В том же доме, где состоялись недавние переговоры, для него был накрыт роскошный стол и ему оказали подчеркнуто изысканные почести. Конбулат сиял от счастья, ведь это именно он организовал встречу. Юлдаш и Хаджи разглядывали гостя исподлобья, а вот Мадамин разливался соловьем. Он, не заглядывая ни в какие записи, сыпал именами, цифрами, тут же озвучивал политическую концепцию новой организации, непрестанно повторяя «я думаю», «я считаю», «мое мнение», хотя формальным лидером провозглашен еще не был. И чем дольше длился этот разговор, тем отчетливее разведчик понимал, с какой нарождающейся, но уже грозной силой, предстоит вступить в сражение. Перед тем, как расстаться, эмиссар твердо заверил «соратников по борьбе», что какая-то, причем существенная, часть денег поступит к ним уже в ближайшие дни, остальные – по мере необходимости. Единственное, что его успокаивало, так это алчные взгляды собравшихся.
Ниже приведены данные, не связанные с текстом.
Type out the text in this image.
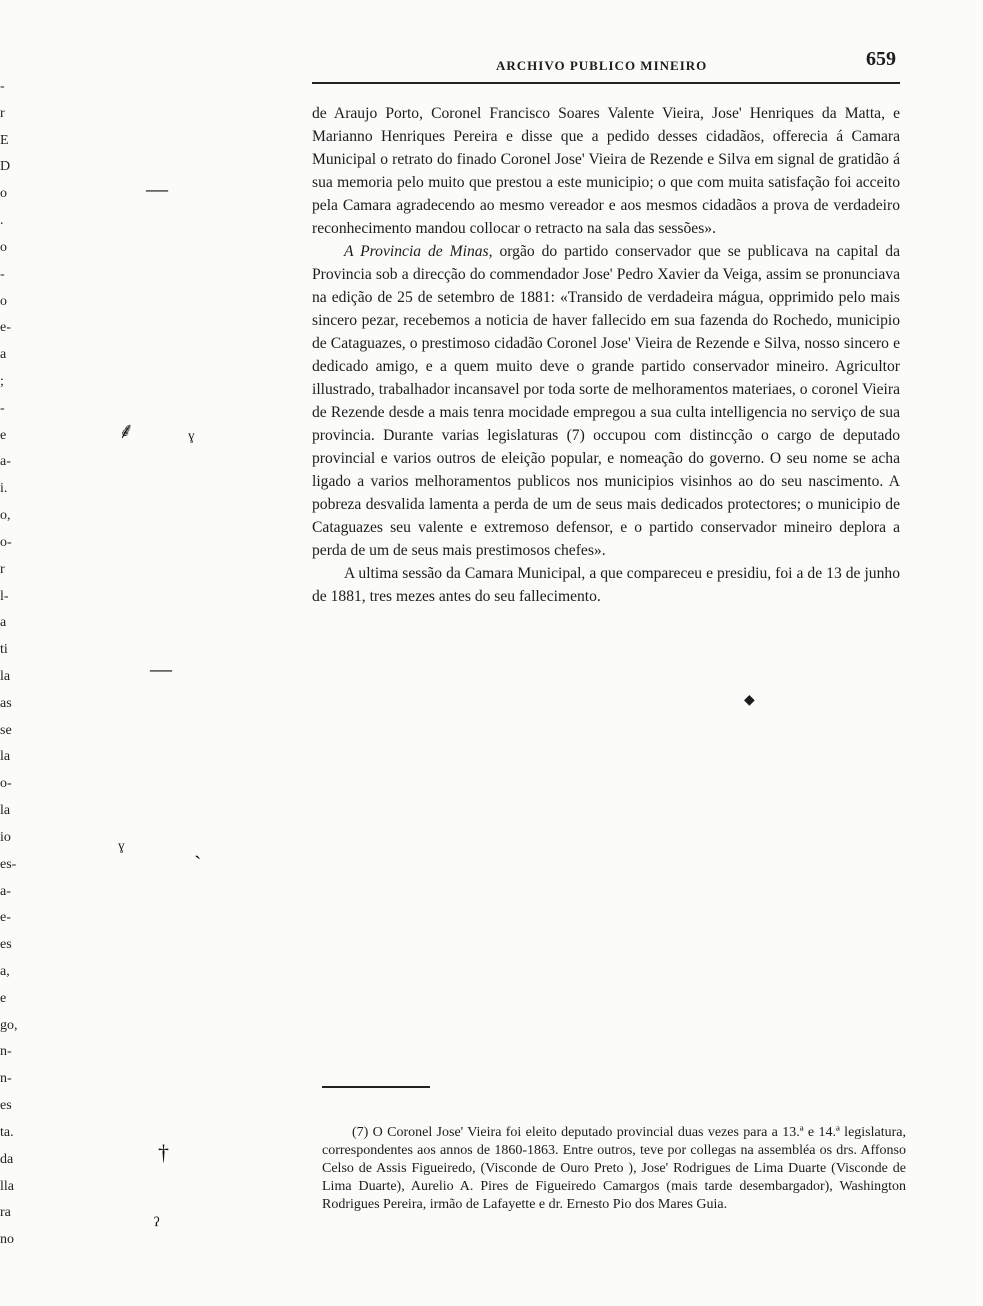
-
r
E
D
o
.
o
-
o
e-
a
;
-
e
a-
i.
o,
o-
r
l-
a
ti
la
as
se
la
o-
la
io
es-
a-
e-
es
a,
e
go,
n-
n-
es
ta.
da
lla
ra
no
—
⸙ ˠ
—
ˠ	ˏ
†
ˀ
ARCHIVO PUBLICO MINEIRO	659

de Araujo Porto, Coronel Francisco Soares Valente Vieira, Jose' Henriques da Matta, e Marianno Henriques Pereira e disse que a pedido desses cidadãos, offerecia á Camara Municipal o retrato do finado Coronel Jose' Vieira de Rezende e Silva em signal de gratidão á sua memoria pelo muito que prestou a este municipio; o que com muita satisfação foi acceito pela Camara agradecendo ao mesmo vereador e aos mesmos cidadãos a prova de verdadeiro reconhecimento mandou collocar o retracto na sala das sessões».

A Provincia de Minas, orgão do partido conservador que se publicava na capital da Provincia sob a direcção do commendador Jose' Pedro Xavier da Veiga, assim se pronunciava na edição de 25 de setembro de 1881: «Transido de verdadeira mágua, opprimido pelo mais sincero pezar, recebemos a noticia de haver fallecido em sua fazenda do Rochedo, municipio de Cataguazes, o prestimoso cidadão Coronel Jose' Vieira de Rezende e Silva, nosso sincero e dedicado amigo, e a quem muito deve o grande partido conservador mineiro. Agricultor illustrado, trabalhador incansavel por toda sorte de melhoramentos materiaes, o coronel Vieira de Rezende desde a mais tenra mocidade empregou a sua culta intelligencia no serviço de sua provincia. Durante varias legislaturas (7) occupou com distincção o cargo de deputado provincial e varios outros de eleição popular, e nomeação do governo. O seu nome se acha ligado a varios melhoramentos publicos nos municipios visinhos ao do seu nascimento. A pobreza desvalida lamenta a perda de um de seus mais dedicados protectores; o municipio de Cataguazes seu valente e extremoso defensor, e o partido conservador mineiro deplora a perda de um de seus mais prestimosos chefes».

A ultima sessão da Camara Municipal, a que compareceu e presidiu, foi a de 13 de junho de 1881, tres mezes antes do seu fallecimento.

◆

(7) O Coronel Jose' Vieira foi eleito deputado provincial duas vezes para a 13.ª e 14.ª legislatura, correspondentes aos annos de 1860-1863. Entre outros, teve por collegas na assembléa os drs. Affonso Celso de Assis Figueiredo, (Visconde de Ouro Preto ), Jose' Rodrigues de Lima Duarte (Visconde de Lima Duarte), Aurelio A. Pires de Figueiredo Camargos (mais tarde desembargador), Washington Rodrigues Pereira, irmão de Lafayette e dr. Ernesto Pio dos Mares Guia.
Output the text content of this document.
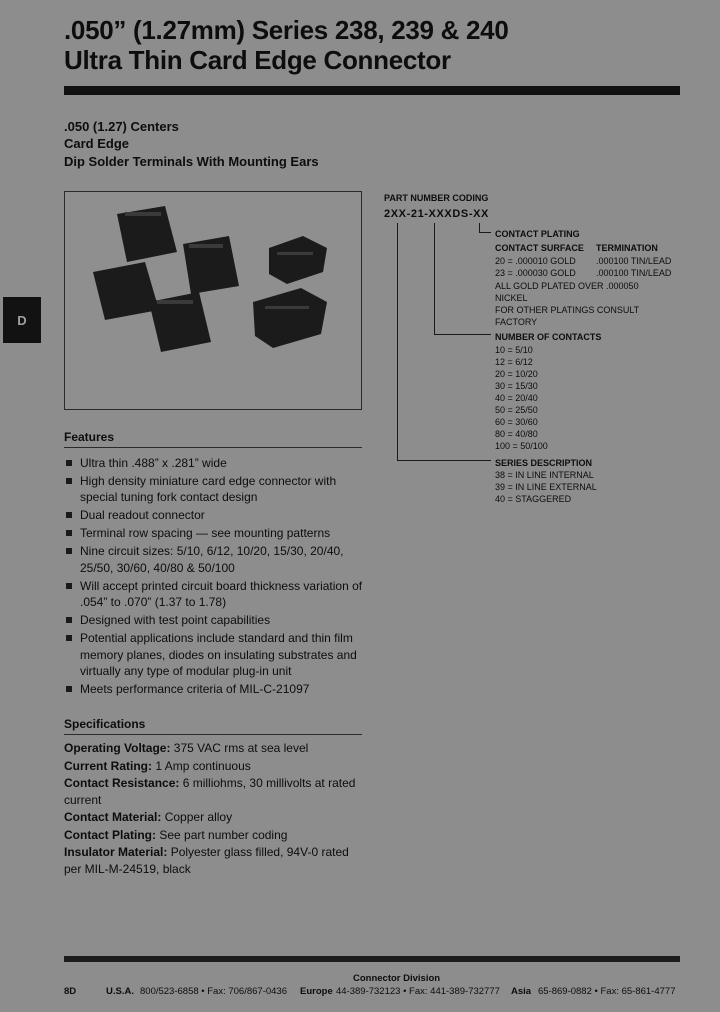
.050” (1.27mm) Series 238, 239 & 240
Ultra Thin Card Edge Connector
.050 (1.27) Centers
Card Edge
Dip Solder Terminals With Mounting Ears
D
PART NUMBER CODING
2XX-21-XXXDS-XX
CONTACT PLATING
CONTACT SURFACE TERMINATION
20 = .000010 GOLD .000100 TIN/LEAD
23 = .000030 GOLD .000100 TIN/LEAD
ALL GOLD PLATED OVER .000050
NICKEL
FOR OTHER PLATINGS CONSULT
FACTORY
NUMBER OF CONTACTS
10 = 5/10
12 = 6/12
20 = 10/20
30 = 15/30
40 = 20/40
50 = 25/50
60 = 30/60
80 = 40/80
100 = 50/100
SERIES DESCRIPTION
38 = IN LINE INTERNAL
39 = IN LINE EXTERNAL
40 = STAGGERED
Features
Ultra thin .488” x .281” wide
High density miniature card edge connector with special tuning fork contact design
Dual readout connector
Terminal row spacing — see mounting patterns
Nine circuit sizes: 5/10, 6/12, 10/20, 15/30, 20/40, 25/50, 30/60, 40/80 & 50/100
Will accept printed circuit board thickness variation of .054” to .070” (1.37 to 1.78)
Designed with test point capabilities
Potential applications include standard and thin film memory planes, diodes on insulating substrates and virtually any type of modular plug-in unit
Meets performance criteria of MIL-C-21097
Specifications
Operating Voltage: 375 VAC rms at sea level
Current Rating: 1 Amp continuous
Contact Resistance: 6 milliohms, 30 millivolts at rated current
Contact Material: Copper alloy
Contact Plating: See part number coding
Insulator Material: Polyester glass filled, 94V-0 rated per MIL-M-24519, black
Connector Division
8D	U.S.A. 800/523-6858 • Fax: 706/867-0436 Europe 44-389-732123 • Fax: 441-389-732777 Asia 65-869-0882 • Fax: 65-861-4777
Закир не сомневался, что эти шакалы «разорвут» лакомый кусок, как только подачка окажется в их цепких когтях.

Закир заранее договорился с Конбулатом о следующей встрече – наедине. Аскар примчался в условленное место аж на сорок минут раньше, весь переполненный гордостью, что мулла Закир, о котором самые почтенные люди Стамбула говорили с нескрываемым уважением и даже подобострастием, дарит ему свое внимание.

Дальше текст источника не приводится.